I’d really only been staying here for one reason anyway, and it certainly wasn’t for a fucking ball.
Chapter 27
AUREN
I toss and turn in bed, twisted up in both my blankets and my thoughts. Only after the sun comes up do I finally fall into an exhausted sleep, but even that doesn’t bring much rest.
Every single word Slade spoke to me replays over and over. Not just what he said earlier in the library, or when he carried me upstairs and sat on my balcony, but even further back too. When we were together in a coal-lit tent, or fighting in a snowy circle, or walking along the edge of his army’s camp.
Small, stolen moments.
Dangerous, forbidden moments.
Tell me.
I can’t.
I’m a once-clear pond gone all murky, like Slade dove in and splashed around in my depths. Without me realizing it, he slipped into my veins and now swims through my every thought, steeped into every drop.
When I drag my eyes open again, it’s late in the day, although I feel as if I haven’t gotten any rest at all. How could I, when even in sleep, Slade seems to have soaked into every inch of me?
You’ve chosen to sit back and wither.
Sometimes, things need first to be ruined in order to then be remade.
Listen to your instincts and stop holding back.
The silence of the room only makes his voice louder in my skull. Ripping back the blankets, I get up with a restlessness that prickles my skin. Liquid gold bleeds from the soles of my feet as I begin to pace, covering the parts of the stone floor that my power hadn’t yet reached. But even that use of magic doesn’t help moor me. I’m drifting in a sea of my own tangled thoughts, caught up in the swell.
Hitching my body against the wall, I let my forehead rest on the gilded wallpaper and squeeze my eyes closed. Taking steadying breaths, I lean there for a moment, palms pressed to the doorframe and a war crowding my chest.
Three more days until the ball. Three days until I’m supposed to leave.

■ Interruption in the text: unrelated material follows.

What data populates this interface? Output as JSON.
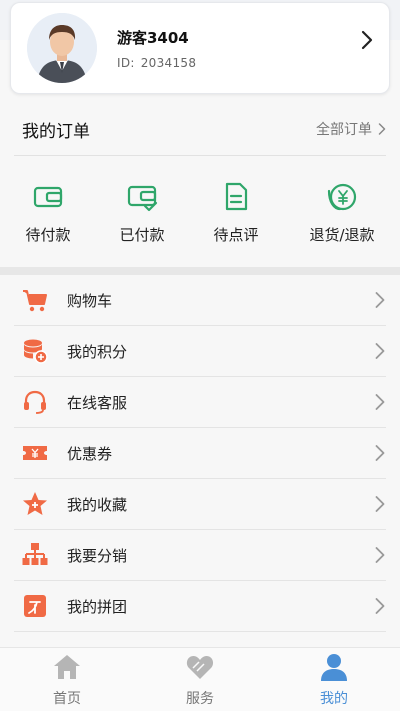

Somehow, the sum of those days seems to equate to the missing pieces inside of me.
Right or wrong, trust or doubt, mind or heart.

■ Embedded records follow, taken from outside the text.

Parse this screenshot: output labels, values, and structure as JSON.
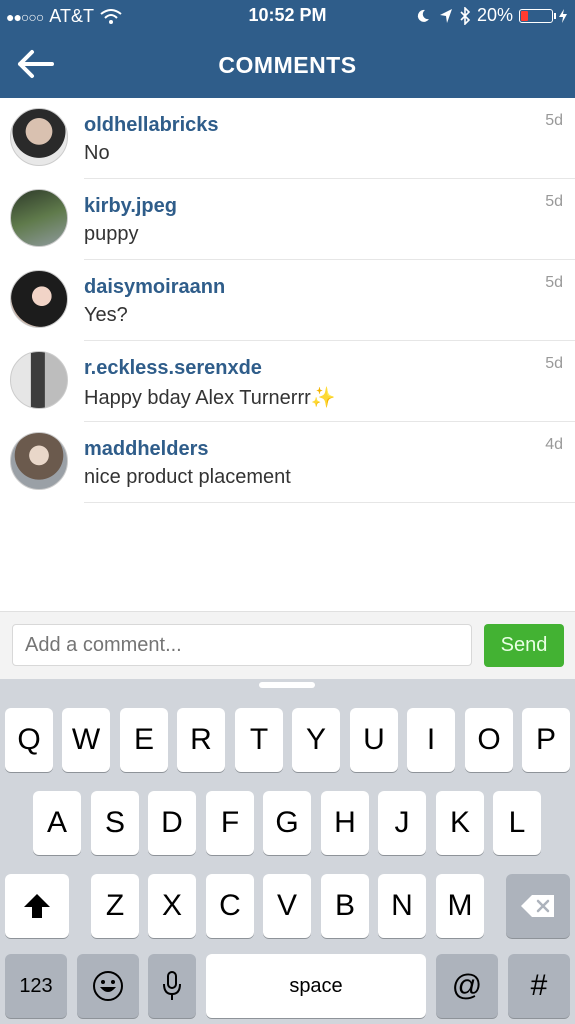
{
  "status_bar": {
    "carrier": "AT&T",
    "time": "10:52 PM",
    "battery_percent": "20%",
    "battery_level": 0.2
  },
  "nav": {
    "title": "COMMENTS",
    "back_icon": "arrow-left-icon"
  },
  "comments": [
    {
      "username": "oldhellabricks",
      "text": "No",
      "age": "5d"
    },
    {
      "username": "kirby.jpeg",
      "text": "puppy",
      "age": "5d"
    },
    {
      "username": "daisymoiraann",
      "text": "Yes?",
      "age": "5d"
    },
    {
      "username": "r.eckless.serenxde",
      "text": "Happy bday Alex Turnerrr✨",
      "age": "5d"
    },
    {
      "username": "maddhelders",
      "text": "nice product placement",
      "age": "4d"
    }
  ],
  "composer": {
    "placeholder": "Add a comment...",
    "send_label": "Send"
  },
  "keyboard": {
    "row1": [
      "Q",
      "W",
      "E",
      "R",
      "T",
      "Y",
      "U",
      "I",
      "O",
      "P"
    ],
    "row2": [
      "A",
      "S",
      "D",
      "F",
      "G",
      "H",
      "J",
      "K",
      "L"
    ],
    "row3": [
      "Z",
      "X",
      "C",
      "V",
      "B",
      "N",
      "M"
    ],
    "numbers_label": "123",
    "space_label": "space",
    "at_label": "@",
    "hash_label": "#"
  },
  "colors": {
    "header": "#2f5d8a",
    "username": "#2f5d8a",
    "send": "#43b233"
  }
}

I’m at a fork in the road, and I can’t linger at its point anymore. I have to choose a path.
With the sudden clarity of a cloudless sky, my eyes spring open and my body lurches upright. I cross into the dressing room and pull on a long-sleeved gown, the silk molding with gold the minute I tug it over my body. For once, I leave the corset be and don’t cut or break it, but I don’t bother to do up the back either.
My ribbons plait my hair as I tug on undergarments, stockings, gloves, boots, and a coat, and then I tear out of the room and through the balcony doors. The dogs are already back from their daily hunt, most of them out in the pen and sniffing around in the snow.
The sky is as broody as I am, with simmering gray clouds dropping lazy flakes of snow to float in the air. I do a quick check to make sure no one is near before I climb up onto the railing. I loop my ribbons around the banister before letting them drop like ropes that I then use to climb down. My arm and leg muscles are sore from my exercise sessions, but I hold on tight as I lower myself.
I keep a steady grip and manage to curl the ends of my ribbons like a hook to solidify them enough to hold my weight. Looking down, I judge the distance of the balcony a floor below to my left. I know I have to time this just right and jump with enough distance so that I don’t break a damn ankle. But I did it before, and I can do it again.
So without giving myself time to overthink, I swing my body forward, once, twice, three times, and then I release my ribbons and jump.
I land hard onto the balcony floor, and a jolt of impact shoots up both of my legs, but I smile in victory that I made it. Below, the dogs whip themselves into a frenzy and start to yip and howl at me. The last thing I want is for someone to come investigate why they’re making such a racket and find me up here. I wave my hands at the dogs below, but they just start barking louder.
“Okay, doggies, shh!”
They don’t shh.
I glance around nervously, but no one has come to check out the noise yet—though they will. I hurry to the door, thanking the Divines when the knob opens and I’m able to rush inside. I yank my ribbons in with me and shut the door, blocking out the howls and hoping that they’ll settle down now that I’m out of view.
My ribbons coil around my waist like loosely hung belts, and I inhale a steadying breath as I take in the room. It’s blessedly abandoned and freezing cold in here, clearly closed up from disuse. White sheets cover the bedroom furniture like cumbersome ghosts, and a fireplace lies empty and stained with soot.